- Calculate the matrix coefficients (a, b, c) based on scene CoC for each row of the image.
- Solve the tridiagonal system for each row.
- Calculate the matrix coefficients (a, b, c) based on scene CoC for each column of the image.
- Solve the tridiagonal system for each column.
Calculating the coefficients
From the previous post one know that:
a = -s_{i-1}
b = 1 + s_{i-1} + s_i
c = -s_i
The index is used because the CoC changes between pixels.
And with some math explained here one know that:
s_i = CoC_i^2
Solving the system
Solving the system is the more complicated step. As you probably noticed, solving it in CPU with the TDMA algorithm is easy but this algorithm is serial, thus we have to find a more appropriated algorithm.
The algorithm I choose was the Cyclic Reduction. This algorithm, given a tridiagonal system, reduces the original system to a new one with half the variables. Therefore one can recursively reduce it until one reaches a system with fewer variables that can be solved fast. After that one can perform a back substitution in the system of n variables using the result from system n/2 until one reaches the final solution.
Supose one have the following system:
Supose one have the following system:
a_1x_1 + b_1x_2 + c_1x_3 = y_1
a_2x_2 + b_2x_3 + c_2x_4 = y_2
a_3x_3 + b_3x_4 + c_3x_5 = y_3
let:
k_1 = - \frac{a_2}{b_1}
k_2 = - \frac{c_2}{b_3}
Then multiply eq 1 by k1 , eq 3 by k2 and sum the three eqs:
(a_1k_1)x_1 + (c_1k_1 + b_2 + a_3k_2)x_3 + (c_3k_2)x_5 = y_1k_1 + y_2 + y_3 k_2
So now one have a reduced system also tridiagonal and with only odd indices. One can recursively apply this technique until reach a system with only one or two unknowns.
Thus the new coefficients are:
a_1^{'} = a_1 k_1
b_{1}^{'} = c_{1} k_{1} + b_{2} + a_{3} k_{2}
c_{1}^{'} = c_{3} k_{2}
y_{1}^{'} = y_{1} k_{1} + y_{2} + y_{3} k_{2}
Then after reducing and solving the odd indices one can perform the back substitution solving the even indices:
a_1x_1 + b_1x_2 + c_1x_3 = y_1
x_2 = \frac{(y_1 - a_1x_1 - c_1x_3)}{b_1}
With this algorithm one can reduce in parallel all odd indices and solve in parallel all even indices.
Notice that one can also reduce both odd and even indices at the same time, getting two systems with half unknowns, with this method in each step one doubles the number of systems and reduces the unknowns by half, this is called PCR (Parallel Cyclic Reduction).

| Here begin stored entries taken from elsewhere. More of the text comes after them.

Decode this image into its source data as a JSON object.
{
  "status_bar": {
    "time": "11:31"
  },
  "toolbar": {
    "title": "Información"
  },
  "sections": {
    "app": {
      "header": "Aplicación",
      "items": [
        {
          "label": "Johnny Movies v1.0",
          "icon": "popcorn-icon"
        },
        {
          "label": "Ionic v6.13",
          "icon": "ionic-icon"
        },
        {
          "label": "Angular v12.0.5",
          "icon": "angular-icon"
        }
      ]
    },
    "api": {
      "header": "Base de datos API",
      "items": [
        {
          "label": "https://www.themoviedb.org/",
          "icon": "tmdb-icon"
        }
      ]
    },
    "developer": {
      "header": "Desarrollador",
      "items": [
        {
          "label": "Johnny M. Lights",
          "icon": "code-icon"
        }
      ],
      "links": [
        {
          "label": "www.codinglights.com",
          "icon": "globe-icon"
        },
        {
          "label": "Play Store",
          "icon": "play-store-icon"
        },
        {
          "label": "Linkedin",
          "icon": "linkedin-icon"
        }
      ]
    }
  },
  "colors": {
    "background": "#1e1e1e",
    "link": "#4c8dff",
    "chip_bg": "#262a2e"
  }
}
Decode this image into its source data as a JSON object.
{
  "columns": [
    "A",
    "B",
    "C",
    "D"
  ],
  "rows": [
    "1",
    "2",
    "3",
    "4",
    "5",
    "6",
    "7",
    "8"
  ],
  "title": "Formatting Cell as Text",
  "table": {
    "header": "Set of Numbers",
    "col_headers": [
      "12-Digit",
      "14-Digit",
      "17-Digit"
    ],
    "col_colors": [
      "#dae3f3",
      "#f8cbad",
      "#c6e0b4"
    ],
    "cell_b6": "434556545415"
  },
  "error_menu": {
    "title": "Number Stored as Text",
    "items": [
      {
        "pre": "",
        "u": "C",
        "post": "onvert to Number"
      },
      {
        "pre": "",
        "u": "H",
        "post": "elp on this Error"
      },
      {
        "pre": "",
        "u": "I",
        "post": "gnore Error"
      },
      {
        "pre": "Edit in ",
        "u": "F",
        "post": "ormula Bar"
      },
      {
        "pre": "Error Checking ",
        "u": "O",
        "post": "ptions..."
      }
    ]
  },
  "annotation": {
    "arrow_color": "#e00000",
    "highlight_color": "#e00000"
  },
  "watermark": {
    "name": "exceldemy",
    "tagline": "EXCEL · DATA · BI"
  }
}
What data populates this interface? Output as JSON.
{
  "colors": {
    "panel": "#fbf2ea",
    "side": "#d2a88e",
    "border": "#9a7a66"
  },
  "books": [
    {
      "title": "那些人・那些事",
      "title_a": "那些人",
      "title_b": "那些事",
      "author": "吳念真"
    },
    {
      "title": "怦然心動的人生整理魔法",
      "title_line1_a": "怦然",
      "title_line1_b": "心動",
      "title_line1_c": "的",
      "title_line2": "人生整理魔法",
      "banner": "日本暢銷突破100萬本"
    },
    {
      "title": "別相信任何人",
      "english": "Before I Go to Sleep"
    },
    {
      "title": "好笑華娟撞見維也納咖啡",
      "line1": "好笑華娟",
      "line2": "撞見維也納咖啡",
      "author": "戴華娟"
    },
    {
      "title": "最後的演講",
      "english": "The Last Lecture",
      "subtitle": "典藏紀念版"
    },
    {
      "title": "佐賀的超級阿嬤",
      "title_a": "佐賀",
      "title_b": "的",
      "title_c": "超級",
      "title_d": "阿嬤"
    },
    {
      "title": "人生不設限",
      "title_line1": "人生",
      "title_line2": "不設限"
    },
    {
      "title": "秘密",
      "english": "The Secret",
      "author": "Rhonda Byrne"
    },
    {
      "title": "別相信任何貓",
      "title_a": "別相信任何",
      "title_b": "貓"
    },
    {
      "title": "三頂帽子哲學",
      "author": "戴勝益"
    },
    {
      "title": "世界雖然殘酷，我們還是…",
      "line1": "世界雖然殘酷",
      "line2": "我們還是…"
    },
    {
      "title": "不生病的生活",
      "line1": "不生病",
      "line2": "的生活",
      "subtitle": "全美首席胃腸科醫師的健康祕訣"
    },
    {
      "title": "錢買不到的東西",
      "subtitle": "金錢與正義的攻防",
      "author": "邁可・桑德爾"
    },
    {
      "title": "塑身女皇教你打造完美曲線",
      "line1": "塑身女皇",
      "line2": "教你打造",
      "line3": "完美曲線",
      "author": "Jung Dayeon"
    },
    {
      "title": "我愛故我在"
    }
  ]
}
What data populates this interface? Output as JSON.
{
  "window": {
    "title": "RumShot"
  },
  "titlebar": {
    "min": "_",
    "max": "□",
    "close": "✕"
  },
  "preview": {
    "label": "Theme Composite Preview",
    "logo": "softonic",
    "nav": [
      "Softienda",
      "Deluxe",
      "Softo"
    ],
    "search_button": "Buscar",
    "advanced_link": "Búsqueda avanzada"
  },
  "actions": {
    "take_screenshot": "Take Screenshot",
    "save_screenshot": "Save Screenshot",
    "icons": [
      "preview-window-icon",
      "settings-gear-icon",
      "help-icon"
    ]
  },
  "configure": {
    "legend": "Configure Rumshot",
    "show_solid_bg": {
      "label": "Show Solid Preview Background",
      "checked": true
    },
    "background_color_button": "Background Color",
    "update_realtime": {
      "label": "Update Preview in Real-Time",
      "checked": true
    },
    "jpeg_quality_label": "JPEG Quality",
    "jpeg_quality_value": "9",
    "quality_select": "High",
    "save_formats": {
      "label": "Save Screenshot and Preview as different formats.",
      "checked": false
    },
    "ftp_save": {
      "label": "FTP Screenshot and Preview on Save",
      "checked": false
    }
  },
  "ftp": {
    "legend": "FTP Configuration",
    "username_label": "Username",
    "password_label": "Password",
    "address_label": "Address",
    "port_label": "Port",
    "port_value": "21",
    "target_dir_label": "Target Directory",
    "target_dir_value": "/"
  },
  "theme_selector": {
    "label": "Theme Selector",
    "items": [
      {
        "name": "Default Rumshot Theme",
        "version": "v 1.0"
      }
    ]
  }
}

So this algorithm is pretty simple but its implementation using fragment shaders was painful.
As we are solving a system with CR, any deviation in the values can cause a huge difference in the result because the error propagates in each step. Thus the use of texture coordinates to access the data lead to some problems:
- A small offset in the texcoord causes interpolation between neighborhood pixels leading to wrong values.
- We must treat access to out of bounds texture values.
- In back substitution stage we must 'process' only even pixels and copy odd ones.
Notice that the video quality isn't very good, it looks much better live.